If LCDC.0 is disabled then the background is disabled on DMG and the background pixel won’t have priority on CGB. When the background pixel is disabled the pixel color value will be 0, otherwise the color value will be whatever color pixel was popped off the background FIFO. When the pixel popped off the background FIFO has a color value other than 0 and it has priority then the sprite pixel will be discarded.

At this point, on DMG, the color of the pixel is retrieved from the BGP register and pushed to the LCD. On CGB when palette access is blocked a black pixel is pushed to the LCD.

When a sprite pixel has priority the color value is retrieved from the popped pixel from the OAM FIFO. On DMG the color for the pixel is retrieved from either the OBP1 or OBP0 register depending on the pixel’s palette property. If the palette property is 1 then OBP1 is used, otherwise OBP0 is used. The pixel is then pushed to the LCD. On CGB when palette access is blocked a black pixel is pushed to the LCD.

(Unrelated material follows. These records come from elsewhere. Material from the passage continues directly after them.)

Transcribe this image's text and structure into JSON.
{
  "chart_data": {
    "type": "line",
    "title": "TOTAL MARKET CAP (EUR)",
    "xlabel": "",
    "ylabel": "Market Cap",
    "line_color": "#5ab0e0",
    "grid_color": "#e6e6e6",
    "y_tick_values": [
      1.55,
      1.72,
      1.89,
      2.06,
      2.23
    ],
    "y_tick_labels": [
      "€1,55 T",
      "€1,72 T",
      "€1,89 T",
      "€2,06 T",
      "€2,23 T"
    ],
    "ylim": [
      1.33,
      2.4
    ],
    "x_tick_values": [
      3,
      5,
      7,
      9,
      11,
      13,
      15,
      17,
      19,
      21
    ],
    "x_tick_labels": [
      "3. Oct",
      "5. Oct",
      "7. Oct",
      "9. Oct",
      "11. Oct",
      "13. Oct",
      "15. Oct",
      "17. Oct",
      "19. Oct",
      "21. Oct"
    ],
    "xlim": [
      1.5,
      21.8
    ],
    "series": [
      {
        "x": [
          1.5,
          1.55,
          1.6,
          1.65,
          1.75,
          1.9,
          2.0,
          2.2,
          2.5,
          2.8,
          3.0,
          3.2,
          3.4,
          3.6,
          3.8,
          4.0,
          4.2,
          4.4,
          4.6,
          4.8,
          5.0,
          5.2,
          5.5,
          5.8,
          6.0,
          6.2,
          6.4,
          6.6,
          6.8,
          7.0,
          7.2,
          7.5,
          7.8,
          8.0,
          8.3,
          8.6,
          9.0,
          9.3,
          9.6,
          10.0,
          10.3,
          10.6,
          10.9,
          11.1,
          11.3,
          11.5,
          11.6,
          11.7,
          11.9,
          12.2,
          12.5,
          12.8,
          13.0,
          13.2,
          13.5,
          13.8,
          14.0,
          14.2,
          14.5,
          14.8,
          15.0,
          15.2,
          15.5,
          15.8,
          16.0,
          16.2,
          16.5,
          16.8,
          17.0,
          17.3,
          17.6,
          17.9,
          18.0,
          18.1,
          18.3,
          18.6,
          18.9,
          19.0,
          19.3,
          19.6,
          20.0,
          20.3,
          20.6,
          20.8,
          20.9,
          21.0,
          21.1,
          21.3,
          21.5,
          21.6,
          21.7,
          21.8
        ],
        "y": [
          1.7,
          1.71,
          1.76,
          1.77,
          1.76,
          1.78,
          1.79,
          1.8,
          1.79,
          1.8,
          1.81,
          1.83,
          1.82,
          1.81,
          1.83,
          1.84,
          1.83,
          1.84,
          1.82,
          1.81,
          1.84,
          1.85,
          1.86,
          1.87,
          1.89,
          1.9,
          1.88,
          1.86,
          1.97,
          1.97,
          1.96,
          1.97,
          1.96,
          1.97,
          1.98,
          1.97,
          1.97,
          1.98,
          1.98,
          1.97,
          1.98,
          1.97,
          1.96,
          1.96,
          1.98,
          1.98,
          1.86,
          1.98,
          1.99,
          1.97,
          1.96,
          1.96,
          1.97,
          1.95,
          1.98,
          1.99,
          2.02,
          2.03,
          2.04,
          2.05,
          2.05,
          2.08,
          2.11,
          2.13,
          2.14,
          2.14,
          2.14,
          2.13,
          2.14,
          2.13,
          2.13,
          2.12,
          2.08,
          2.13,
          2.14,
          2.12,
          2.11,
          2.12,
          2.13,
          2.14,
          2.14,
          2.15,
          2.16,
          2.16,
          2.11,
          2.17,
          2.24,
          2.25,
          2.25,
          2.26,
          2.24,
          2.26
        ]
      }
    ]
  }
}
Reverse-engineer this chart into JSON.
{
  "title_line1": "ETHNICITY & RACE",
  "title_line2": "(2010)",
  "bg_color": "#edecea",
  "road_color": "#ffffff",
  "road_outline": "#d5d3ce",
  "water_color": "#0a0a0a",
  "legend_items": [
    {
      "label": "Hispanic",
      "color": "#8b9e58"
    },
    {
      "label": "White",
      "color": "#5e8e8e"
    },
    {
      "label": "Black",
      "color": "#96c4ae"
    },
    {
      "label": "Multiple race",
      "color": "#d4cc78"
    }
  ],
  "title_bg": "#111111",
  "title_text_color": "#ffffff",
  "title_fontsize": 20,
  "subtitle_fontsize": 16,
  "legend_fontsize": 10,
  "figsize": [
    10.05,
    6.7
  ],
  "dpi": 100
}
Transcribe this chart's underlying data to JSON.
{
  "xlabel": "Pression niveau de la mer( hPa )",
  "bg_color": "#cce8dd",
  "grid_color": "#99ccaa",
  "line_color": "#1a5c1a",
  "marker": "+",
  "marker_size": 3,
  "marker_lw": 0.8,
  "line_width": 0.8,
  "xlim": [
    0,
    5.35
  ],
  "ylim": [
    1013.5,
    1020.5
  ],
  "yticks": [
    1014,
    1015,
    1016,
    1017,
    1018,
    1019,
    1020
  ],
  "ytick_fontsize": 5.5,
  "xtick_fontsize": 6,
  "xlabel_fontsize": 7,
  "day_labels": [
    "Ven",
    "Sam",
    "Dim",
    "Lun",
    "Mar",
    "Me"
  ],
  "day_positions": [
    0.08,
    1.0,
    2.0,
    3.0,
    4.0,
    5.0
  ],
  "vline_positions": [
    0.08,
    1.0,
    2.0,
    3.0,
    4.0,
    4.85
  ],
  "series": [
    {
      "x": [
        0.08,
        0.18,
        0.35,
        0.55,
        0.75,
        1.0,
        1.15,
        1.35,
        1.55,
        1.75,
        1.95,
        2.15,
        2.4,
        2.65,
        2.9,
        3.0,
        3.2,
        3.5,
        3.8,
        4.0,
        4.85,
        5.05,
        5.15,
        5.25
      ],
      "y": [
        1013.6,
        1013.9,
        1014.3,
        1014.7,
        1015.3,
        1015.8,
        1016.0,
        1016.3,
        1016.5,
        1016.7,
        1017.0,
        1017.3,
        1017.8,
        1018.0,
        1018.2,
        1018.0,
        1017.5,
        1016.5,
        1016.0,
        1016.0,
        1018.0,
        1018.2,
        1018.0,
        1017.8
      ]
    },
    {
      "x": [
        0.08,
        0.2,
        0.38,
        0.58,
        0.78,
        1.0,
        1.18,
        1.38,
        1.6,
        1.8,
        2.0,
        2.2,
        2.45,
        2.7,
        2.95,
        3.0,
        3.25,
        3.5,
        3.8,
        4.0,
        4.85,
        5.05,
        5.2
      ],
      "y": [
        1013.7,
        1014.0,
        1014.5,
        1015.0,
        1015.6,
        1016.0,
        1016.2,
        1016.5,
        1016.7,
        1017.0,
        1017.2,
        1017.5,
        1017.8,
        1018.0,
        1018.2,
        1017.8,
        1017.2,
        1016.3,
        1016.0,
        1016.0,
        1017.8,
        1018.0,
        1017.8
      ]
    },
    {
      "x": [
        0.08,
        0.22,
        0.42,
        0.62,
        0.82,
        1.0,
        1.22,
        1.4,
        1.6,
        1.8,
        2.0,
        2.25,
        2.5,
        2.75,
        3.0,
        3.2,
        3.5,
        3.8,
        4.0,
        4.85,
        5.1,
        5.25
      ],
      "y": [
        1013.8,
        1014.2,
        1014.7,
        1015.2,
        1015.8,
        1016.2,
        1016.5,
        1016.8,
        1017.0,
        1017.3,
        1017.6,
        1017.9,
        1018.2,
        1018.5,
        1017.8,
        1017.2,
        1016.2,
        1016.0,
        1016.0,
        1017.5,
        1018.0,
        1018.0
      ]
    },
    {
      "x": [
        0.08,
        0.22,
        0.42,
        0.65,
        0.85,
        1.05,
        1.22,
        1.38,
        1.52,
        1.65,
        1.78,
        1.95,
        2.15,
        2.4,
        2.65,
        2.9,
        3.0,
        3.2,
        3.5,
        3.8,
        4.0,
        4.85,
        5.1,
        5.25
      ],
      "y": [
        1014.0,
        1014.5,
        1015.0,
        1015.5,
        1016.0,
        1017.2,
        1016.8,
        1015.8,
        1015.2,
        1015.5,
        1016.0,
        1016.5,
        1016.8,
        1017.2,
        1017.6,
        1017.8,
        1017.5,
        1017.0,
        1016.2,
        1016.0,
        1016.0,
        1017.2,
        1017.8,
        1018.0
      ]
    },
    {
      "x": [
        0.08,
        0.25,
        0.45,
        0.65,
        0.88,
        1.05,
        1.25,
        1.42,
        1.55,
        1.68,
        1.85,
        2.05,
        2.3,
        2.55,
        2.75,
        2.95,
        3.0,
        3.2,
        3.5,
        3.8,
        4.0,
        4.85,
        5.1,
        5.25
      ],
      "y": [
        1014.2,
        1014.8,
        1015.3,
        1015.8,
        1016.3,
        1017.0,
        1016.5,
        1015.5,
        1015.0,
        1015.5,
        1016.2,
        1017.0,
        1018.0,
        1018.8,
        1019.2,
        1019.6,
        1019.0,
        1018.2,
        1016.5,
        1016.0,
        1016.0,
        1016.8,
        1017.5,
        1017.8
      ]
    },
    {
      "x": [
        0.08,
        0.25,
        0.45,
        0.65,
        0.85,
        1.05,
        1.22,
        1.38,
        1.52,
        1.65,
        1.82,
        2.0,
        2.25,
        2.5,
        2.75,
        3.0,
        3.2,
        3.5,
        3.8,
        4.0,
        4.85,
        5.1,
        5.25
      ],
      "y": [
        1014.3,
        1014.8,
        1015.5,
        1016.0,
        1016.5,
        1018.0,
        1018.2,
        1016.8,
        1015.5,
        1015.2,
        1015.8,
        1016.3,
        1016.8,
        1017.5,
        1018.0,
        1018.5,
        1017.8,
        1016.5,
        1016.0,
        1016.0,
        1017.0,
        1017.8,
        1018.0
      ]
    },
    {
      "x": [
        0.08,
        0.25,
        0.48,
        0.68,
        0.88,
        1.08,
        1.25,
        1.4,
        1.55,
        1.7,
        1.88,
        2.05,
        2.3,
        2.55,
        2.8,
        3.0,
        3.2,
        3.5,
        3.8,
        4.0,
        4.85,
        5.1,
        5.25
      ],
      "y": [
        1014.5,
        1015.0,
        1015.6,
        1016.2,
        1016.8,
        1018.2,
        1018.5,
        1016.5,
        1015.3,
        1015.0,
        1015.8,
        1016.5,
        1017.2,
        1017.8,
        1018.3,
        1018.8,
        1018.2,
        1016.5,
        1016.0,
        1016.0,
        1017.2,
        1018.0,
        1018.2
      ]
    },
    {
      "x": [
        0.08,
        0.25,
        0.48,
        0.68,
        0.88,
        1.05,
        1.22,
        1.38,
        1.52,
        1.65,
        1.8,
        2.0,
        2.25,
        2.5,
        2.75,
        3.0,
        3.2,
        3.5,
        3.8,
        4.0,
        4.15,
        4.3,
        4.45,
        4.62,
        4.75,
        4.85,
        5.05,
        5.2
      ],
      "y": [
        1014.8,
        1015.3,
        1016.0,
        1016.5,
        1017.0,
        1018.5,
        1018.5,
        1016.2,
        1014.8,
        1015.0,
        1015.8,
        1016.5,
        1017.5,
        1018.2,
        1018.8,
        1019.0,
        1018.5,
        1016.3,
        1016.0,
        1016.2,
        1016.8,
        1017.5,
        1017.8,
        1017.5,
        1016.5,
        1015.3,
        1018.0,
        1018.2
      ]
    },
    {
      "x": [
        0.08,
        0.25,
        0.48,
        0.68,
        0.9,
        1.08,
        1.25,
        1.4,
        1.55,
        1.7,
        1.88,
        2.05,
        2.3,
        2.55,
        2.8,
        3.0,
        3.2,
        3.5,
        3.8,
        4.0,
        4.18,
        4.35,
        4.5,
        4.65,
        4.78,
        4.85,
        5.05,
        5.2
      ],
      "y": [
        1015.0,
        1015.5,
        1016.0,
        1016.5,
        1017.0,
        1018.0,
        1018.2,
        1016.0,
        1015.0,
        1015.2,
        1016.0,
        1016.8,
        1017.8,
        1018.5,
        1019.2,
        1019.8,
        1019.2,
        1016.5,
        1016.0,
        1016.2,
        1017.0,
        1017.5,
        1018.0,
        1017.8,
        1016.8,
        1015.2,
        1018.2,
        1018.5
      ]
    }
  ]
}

The pixel is then finally pushed to the LCD.

CGB Palette Access

At various times during PPU operation read access to the CGB palette is blocked and a black pixel pushed to the LCD when rendering pixels:

  • LCD turning off
  • First HBlank of the frame
  • When searching OAM and index 37 is reached
  • After switching from mode 2 (oam search) to mode 3 (pixel transfer)
  • When entering HBlank (mode 0) and not in double speed mode, blocked 2 cycles later no matter what

At various times during PPU operation read access to the CGB palette is restored and pixels are pushed to the LCD normally when rendering pixels:

  • At the end of mode 2 (oam search)
  • For only 2 cycles when entering HBlank (mode 0) and in double speed mode

Note

These conditions are checked only when entering STOP mode and the PPU’s access to CGB palettes is always restored upon leaving STOP mode.

Sprite Fetch Abortion

Sprite fetching may be aborted if LCDC.1 is disabled while the PPU is fetching an object from OAM. This abortion lengthens mode 3 by the amount of cycles the previous instruction took plus the residual cycles left for the PPU to process. When OAM fetching is aborted a pixel is rendered, the fetcher is advanced one step. This advancement lengthens mode 3 by 1 cycle if the current pixel is not 160. If the current pixel is 160 the PPU stops processing sprites because they won’t be visible.